Pour répondre à l’attaque iranienne, Joe Biden, plutôt que de faire cavalier seul, veut consulter ses alliés du G7 pour mettre davantage de pression sur Téhéran. Cette riposte diplomatique est loin de convaincre les républicains aux EtatsUnis. Ils voient l’assaut sans précédent contre Israël comme la preuve de la faiblesse du président Joe Biden, lequel avait tenté d’en dissuader l’Iran.
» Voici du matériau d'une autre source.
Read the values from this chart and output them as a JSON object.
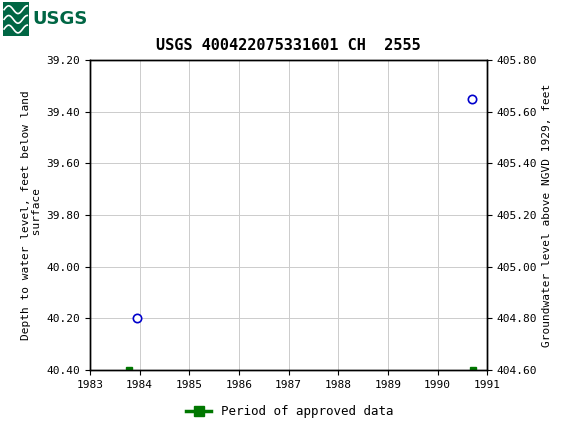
{
  "title": "USGS 400422075331601 CH  2555",
  "header_bg": "#006644",
  "plot_bg": "#ffffff",
  "grid_color": "#cccccc",
  "x_min": 1983,
  "x_max": 1991,
  "x_ticks": [
    1983,
    1984,
    1985,
    1986,
    1987,
    1988,
    1989,
    1990,
    1991
  ],
  "y_left_min": 39.2,
  "y_left_max": 40.4,
  "y_left_label": "Depth to water level, feet below land\n surface",
  "y_left_ticks": [
    39.2,
    39.4,
    39.6,
    39.8,
    40.0,
    40.2,
    40.4
  ],
  "y_right_min": 405.8,
  "y_right_max": 404.6,
  "y_right_label": "Groundwater level above NGVD 1929, feet",
  "y_right_ticks": [
    405.8,
    405.6,
    405.4,
    405.2,
    405.0,
    404.8,
    404.6
  ],
  "blue_points_x": [
    1983.95,
    1990.7
  ],
  "blue_points_y": [
    40.2,
    39.35
  ],
  "green_points_x": [
    1983.78,
    1990.72
  ],
  "green_points_y": [
    40.4,
    40.4
  ],
  "legend_label": "Period of approved data",
  "blue_color": "#0000cc",
  "green_color": "#007700",
  "title_fontsize": 11,
  "axis_label_fontsize": 8,
  "tick_fontsize": 8,
  "legend_fontsize": 9
}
Aide à Israël et à l’Ukraine débloquée
«Nous ne voulons pas d’une guerre avec l’Iran, ni d’une escalade, ni d’un conflit régional» JOHN KIRBY, PORTE-PAROLE DU CONSEIL NATIONAL DE SÉCURITÉ
«Seule l’administration Biden voit cela comme une victoire», raillait dimanche sur X le sénateur républicain de Caroline du Sud Lindsey Graham. Lors d’un meeting samedi soir en Pennsylvanie, Donald Trump a estimé que l’attaque iranienne ne serait «jamais arrivée» s’il avait toujours été à la Maison-Blanche. Cet argument invérifiable et resservi à toutes les sauces (pour l’invasion russe de l’Ukraine, le massacre du 7 octobre en Israël…) lui permet de ne pas trop s’avancer sur ce qu’il ferait à la place de Joe Biden. Sur la politique étrangère, le candidat est plutôt sur une ligne isolationniste, selon laquelle les Etats-Unis ne devraient pas se laisser entraîner dans des conflits à l’étranger.
Certains anciens responsables de l’administration Trump sont plus va-t-en-guerre, comme son ex-conseiller à la sécurité nationale John Bolton et l’un des architectes de l’invasion désastreuse de l’Irak en 2003. «Israël doit rétablir une dissuasion et cela ne peut pas se faire par une réponse proportionnée. Il serait embarrassant que Joe Biden s’oppose à des frappes israéliennes sur l’Iran, notamment sur les installations nucléaires», a-t-il lancé sur CNN. Mais ces déclarations sont isolées. L’attaque iranienne pourrait avoir un autre effet aux Etats-Unis: débloquer de nouvelles aides militaires à Israël. Un paquet d’assistance, d’un montant de 95 milliards de dollars, dont la plus grande part est destinée à l’Ukraine, est bloquée depuis des mois par les républicains au Congrès.